Whatever the goals of its players, the point of Jeopardy, as a TV show, is clear: Its job is to attract viewers. In this regard, Holzhauer outperformed his competitors, too. About a month into his run, Jeopardy’s same-day viewership exceeded that of every other primetime show, giving the program its best weekly ratings in more than a decade. And more recent figures indicate that Jeopardy’s ratings dropped to their usual levels during its annual Teachers’ Tournament in May, when Holzhauer wasn’t competing. (Jeopardy declined my request to interview a producer.)
But even if more people were tuning in, not everyone was happy about Holzhauer’s seeming invincibility, as his favored strategy disturbed the usual rhythm of the show. One Washington Post opinion writer called him a “menace,” lamenting that he brought to Jeopardy “the same grim, data-driven approach to competition that has spoiled (among other sports) baseball.”
Peter David, a writer of comics and novels, has been watching Jeopardy for 50-plus years—he remembers when the clues in the first round of the show weren’t worth $200, $400, $600, $800, or $1,000, but $10, $20, $30, $40, or $50. He still tunes in every night with his wife, Kathleen.
David told me with a sigh that he’d been following Holzhauer’s run. “I like it when the game is exciting, not when it’s predictable,” he explained in an interview that took place before Monday’s episode was broadcast. “And when you know this guy is going to win, how exciting can that be? I get no joy out of watching him clobber everybody else.”
He said he would have been less inclined to observe the nightly clobbering were it not for Kathleen. “She likes to watch it for the questions, which I can understand,” he said. “So I watch it to make my wife happy.”
“I basically ignore the contestants, for the most part,” Kathleen told me after Peter passed her the phone. “I’m more interested in finding out how much of a royal smart person I am.”
Others, though, were won over by Holzhauer’s record-breaking performances. Sweta Shrestha, a 23-year-old college student in Vancouver, has been fascinated by the show lately. “I try to make it a point to get home [in] time to watch it,” she told me while Holzhauer was still on air. She said she was drawn in by Holzhauer’s strategy—she studies math—as well as, “obviously, huge scores.” To her, even if the outcome of a single episode might have been predictable during Holzhauer’s reign, the longer-term narrative was compelling and impressive.
I asked Holzhauer if he thought he made the show more entertaining, or less. “I would be hella excited to see a contestant like me on the show,” he said. “When I see a player hit a Daily Double in a trailing position, I chant ‘Bet it all! Try to win!’ People who hate change [were] probably waiting for me to go away so they [could] watch again.”

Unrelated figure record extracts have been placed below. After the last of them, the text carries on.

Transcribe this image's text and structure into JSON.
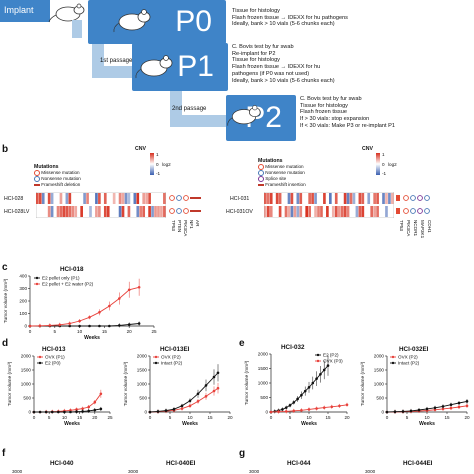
{
  "panel_a": {
    "implant_label": "Implant",
    "p0_label": "P0",
    "p0_bullets": [
      "Tissue for histology",
      "Flash frozen tissue → IDEXX for hu pathogens",
      "Ideally, bank > 10 vials (5-6 chunks each)"
    ],
    "first_passage_label": "1st passage",
    "p1_label": "P1",
    "p1_bullets": [
      "C. Bovis test by fur swab",
      "Re-implant for P2",
      "Tissue for histology",
      "Flash frozen tissue → IDEXX for hu",
      "pathogens (if P0 was not used)",
      "Ideally, bank > 10 vials (5-6 chunks each)"
    ],
    "second_passage_label": "2nd passage",
    "p2_label": "P2",
    "p2_bullets": [
      "C. Bovis test by fur swab",
      "Tissue for histology",
      "Flash frozen tissue",
      "If > 30 vials: stop expansion",
      "If < 30 vials: Make P3 or re-implant P1"
    ]
  },
  "panel_b": {
    "letter": "b",
    "cnv_label": "CNV",
    "log2_label": "log2",
    "scale_top": "1",
    "scale_mid": "0",
    "scale_bottom": "-1",
    "left": {
      "mutations_title": "Mutations",
      "legend": [
        "Missense mutation",
        "Nonsense mutation",
        "Frameshift deletion"
      ],
      "rows": [
        "HCI-028",
        "HCI-028LV"
      ],
      "genes": [
        "TP53",
        "PTEN",
        "PIK3CA",
        "NF1",
        "AR"
      ]
    },
    "right": {
      "mutations_title": "Mutations",
      "legend": [
        "Missense mutation",
        "Nonsense mutation",
        "Splice site",
        "Frameshift insertion"
      ],
      "rows": [
        "HCI-031",
        "HCI-031OV"
      ],
      "genes": [
        "TP53",
        "PIK3CA",
        "NCOR1",
        "MAP3K1",
        "CDH1"
      ]
    },
    "colors": {
      "red": "#d7301f",
      "blue": "#3a5fb0",
      "missense": "#e34a33",
      "nonsense": "#4575b4",
      "frameshift": "#c0392b",
      "splice": "#7b3294"
    }
  },
  "panel_c": {
    "letter": "c",
    "title": "HCI-018",
    "ylabel": "Tumor volume (mm³)",
    "xlabel": "Weeks",
    "yticks": [
      "0",
      "100",
      "200",
      "300",
      "400"
    ],
    "xticks": [
      "0",
      "5",
      "10",
      "15",
      "20",
      "25"
    ],
    "legend": [
      "E2 pellet only (P1)",
      "E2 pellet + E2 water (P2)"
    ]
  },
  "panel_d": {
    "letter": "d",
    "left": {
      "title": "HCI-013",
      "ylabel": "Tumor volume (mm³)",
      "xlabel": "Weeks",
      "yticks": [
        "0",
        "500",
        "1000",
        "1500",
        "2000"
      ],
      "xticks": [
        "0",
        "5",
        "10",
        "15",
        "20",
        "25"
      ],
      "legend": [
        "OVX (P1)",
        "E2 (P0)"
      ]
    },
    "right": {
      "title": "HCI-013EI",
      "ylabel": "Tumor volume (mm³)",
      "xlabel": "Weeks",
      "yticks": [
        "0",
        "500",
        "1000",
        "1500",
        "2000"
      ],
      "xticks": [
        "0",
        "5",
        "10",
        "15",
        "20"
      ],
      "legend": [
        "OVX (P2)",
        "Intact (P2)"
      ]
    }
  },
  "panel_e": {
    "letter": "e",
    "left": {
      "title": "HCI-032",
      "ylabel": "Tumor volume (mm³)",
      "xlabel": "Weeks",
      "yticks": [
        "0",
        "500",
        "1000",
        "1500",
        "2000"
      ],
      "xticks": [
        "0",
        "5",
        "10",
        "15",
        "20"
      ],
      "legend": [
        "E2 (P2)",
        "OVX (P3)"
      ]
    },
    "right": {
      "title": "HCI-032EI",
      "ylabel": "Tumor volume (mm³)",
      "xlabel": "Weeks",
      "yticks": [
        "0",
        "500",
        "1000",
        "1500",
        "2000"
      ],
      "xticks": [
        "0",
        "5",
        "10",
        "15",
        "20"
      ],
      "legend": [
        "OVX (P2)",
        "Intact (P2)"
      ]
    }
  },
  "panel_f": {
    "letter": "f",
    "left_title": "HCI-040",
    "right_title": "HCI-040EI",
    "ytick_top": "3000"
  },
  "panel_g": {
    "letter": "g",
    "left_title": "HCI-044",
    "right_title": "HCI-044EI",
    "ytick_top": "3000"
  },
  "chart_data": [
    {
      "type": "line",
      "title": "HCI-018",
      "xlabel": "Weeks",
      "ylabel": "Tumor volume (mm³)",
      "xlim": [
        0,
        25
      ],
      "ylim": [
        0,
        400
      ],
      "series": [
        {
          "name": "E2 pellet only (P1)",
          "color": "#111111",
          "x": [
            0,
            2,
            4,
            6,
            8,
            10,
            12,
            14,
            16,
            18,
            20,
            22
          ],
          "y": [
            0,
            0,
            0,
            0,
            0,
            0,
            0,
            0,
            0,
            5,
            12,
            20
          ]
        },
        {
          "name": "E2 pellet + E2 water (P2)",
          "color": "#e8413b",
          "x": [
            0,
            2,
            4,
            6,
            8,
            10,
            12,
            14,
            16,
            18,
            20,
            22
          ],
          "y": [
            0,
            2,
            5,
            10,
            20,
            40,
            70,
            110,
            160,
            220,
            290,
            310
          ]
        }
      ]
    },
    {
      "type": "line",
      "title": "HCI-013",
      "xlabel": "Weeks",
      "ylabel": "Tumor volume (mm³)",
      "xlim": [
        0,
        25
      ],
      "ylim": [
        0,
        2000
      ],
      "series": [
        {
          "name": "OVX (P1)",
          "color": "#e8413b",
          "x": [
            0,
            2,
            4,
            6,
            8,
            10,
            12,
            14,
            16,
            18,
            20,
            22
          ],
          "y": [
            0,
            0,
            5,
            10,
            20,
            40,
            60,
            90,
            120,
            180,
            350,
            650
          ]
        },
        {
          "name": "E2 (P0)",
          "color": "#111111",
          "x": [
            0,
            2,
            4,
            6,
            8,
            10,
            12,
            14,
            16,
            18,
            20,
            22
          ],
          "y": [
            0,
            0,
            0,
            0,
            0,
            0,
            0,
            10,
            20,
            40,
            70,
            110
          ]
        }
      ]
    },
    {
      "type": "line",
      "title": "HCI-013EI",
      "xlabel": "Weeks",
      "ylabel": "Tumor volume (mm³)",
      "xlim": [
        0,
        20
      ],
      "ylim": [
        0,
        2000
      ],
      "series": [
        {
          "name": "OVX (P2)",
          "color": "#e8413b",
          "x": [
            0,
            2,
            4,
            6,
            8,
            10,
            12,
            14,
            16,
            17
          ],
          "y": [
            0,
            10,
            30,
            60,
            120,
            220,
            380,
            560,
            750,
            850
          ]
        },
        {
          "name": "Intact (P2)",
          "color": "#111111",
          "x": [
            0,
            2,
            4,
            6,
            8,
            10,
            12,
            14,
            16,
            17
          ],
          "y": [
            0,
            20,
            50,
            100,
            220,
            400,
            650,
            950,
            1250,
            1400
          ]
        }
      ]
    },
    {
      "type": "line",
      "title": "HCI-032",
      "xlabel": "Weeks",
      "ylabel": "Tumor volume (mm³)",
      "xlim": [
        0,
        20
      ],
      "ylim": [
        0,
        2000
      ],
      "series": [
        {
          "name": "E2 (P2)",
          "color": "#111111",
          "x": [
            0,
            1,
            2,
            3,
            4,
            5,
            6,
            7,
            8,
            9,
            10,
            11,
            12,
            13,
            14,
            15
          ],
          "y": [
            0,
            20,
            50,
            90,
            150,
            230,
            330,
            450,
            580,
            720,
            850,
            1000,
            1150,
            1300,
            1450,
            1600
          ]
        },
        {
          "name": "OVX (P3)",
          "color": "#e8413b",
          "x": [
            0,
            2,
            4,
            6,
            8,
            10,
            12,
            14,
            16,
            18,
            20
          ],
          "y": [
            0,
            10,
            20,
            40,
            60,
            90,
            120,
            150,
            180,
            210,
            250
          ]
        }
      ]
    },
    {
      "type": "line",
      "title": "HCI-032EI",
      "xlabel": "Weeks",
      "ylabel": "Tumor volume (mm³)",
      "xlim": [
        0,
        20
      ],
      "ylim": [
        0,
        2000
      ],
      "series": [
        {
          "name": "OVX (P2)",
          "color": "#e8413b",
          "x": [
            0,
            2,
            4,
            6,
            8,
            10,
            12,
            14,
            16,
            18,
            20
          ],
          "y": [
            0,
            5,
            10,
            20,
            35,
            55,
            80,
            110,
            140,
            180,
            220
          ]
        },
        {
          "name": "Intact (P2)",
          "color": "#111111",
          "x": [
            0,
            2,
            4,
            6,
            8,
            10,
            12,
            14,
            16,
            18,
            20
          ],
          "y": [
            0,
            10,
            20,
            40,
            70,
            110,
            150,
            200,
            260,
            320,
            380
          ]
        }
      ]
    }
  ]
}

He declined to speculate as to why he was a polarizing presence. “My goal [was] to win at Jeopardy, not to entertain every single viewer,” he added. “If you’re not my wife or the risk manager of a sportsbook, your opinion of me doesn’t really matter.”
Boden, meanwhile, told me that Holzhauer is “a game-show producer’s dream.” The way Boden sees it, some viewers will pull for a player who every night stands a chance of breaking one record or another, while those who root against him will be curious to see if he’ll stumble. Either way, “you still are entertained by Jeopardy, and that is the most desirable outcome a producer could ever wish for,” Boden said. Today the people who make Jeopardy are probably wishing for another Holzhauer.